Building VXML/GRXML dialog to recognize based on caller saying "That one" rather than the item?


My app has a bunch of dialogs where a caller is asked to pick and choose from a list:

"Which would you like? Account Information, Account Changes, Request Documents, Speak to a Representative."

In pseudocode, here's how it would appear:

<prompt>
 Which would you like?  Account Information, Account Changes, Request Documents, Speak to a Representative.
</prompt>
<grammar>
 "Account Information": goto Account Info logic
 "Account Changes": goto Account Change logic
 "Request Documents": goto Documents logic
 "Representative": goto Call Transfer logic
</grammar>

Now, this grammar does not account for situations where a caller says "That one!" right after hearing one of the options. That would be considered out of grammar, and an error case. I can get around this by breaking the dialog up into four prompts, and having redundant grammars in each:

 <prompt>
    Which would you like?
</prompt>
<prompt>
    Account Information
</prompt>
<grammar>
    "That one": goto Account Info logic
    "Account Information": goto Account Info logic
    "Account Changes": goto Account Change logic
    "Request Documents": goto Documents logic
    "Representative": goto Call Transfer logic
</grammar>
<prompt>
    Account Changes
</prompt>
<grammar>
    "That one": goto Account Change logic
    "Account Information": goto Account Info logic
    "Account Changes": goto Account Change logic
    "Request Documents": goto Documents logic
    "Representative": goto Call Transfer logic
</grammar> 
<prompt>
    Request Documents
</prompt>
<grammar>
    "That one": goto Documents logic
    "Account Information": goto Account Info logic
    "Account Changes": goto Account Change logic
    "Request Documents": goto Documents logic
    "Representative": goto Call Transfer logic
</grammar>
<prompt>
    "Request Documents": goto Documents logicSpeak to a Representative.
</prompt>
<grammar>
    "That one": goto Call Transfer logic
    "Account Information": goto Account Info logic
    "Account Changes": goto Account Change logic
    "Request Documents": goto Documents logic
    "Representative": goto Call Transfer logic
 </grammar> 

But is this the "right" way of doing this? Is there a way to do this with a single dialog?

Thanks,
IVR Avenger


Solution

  • It is the best way for most platforms. If you're using a VoiceXML 2.1 platform that supports mark, you can use it to determine which item was playing when the user spoke.
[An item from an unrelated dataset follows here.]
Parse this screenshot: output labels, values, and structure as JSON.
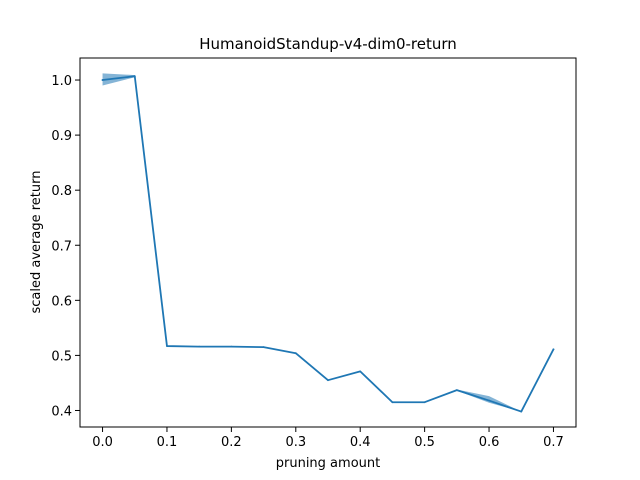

    If platform portability is a goal, I would recommend the multi-field solution.

    On the usability side, I would use direct identification of a list choice to be a final fallback. It is tedious to use and timing errors tend to occur. To minimize the latter, make sure there is sufficient and choice gap so that a slow user will select the correct entry. A platform delay of just a 1/4 second in transitioning prompts can impact the experience.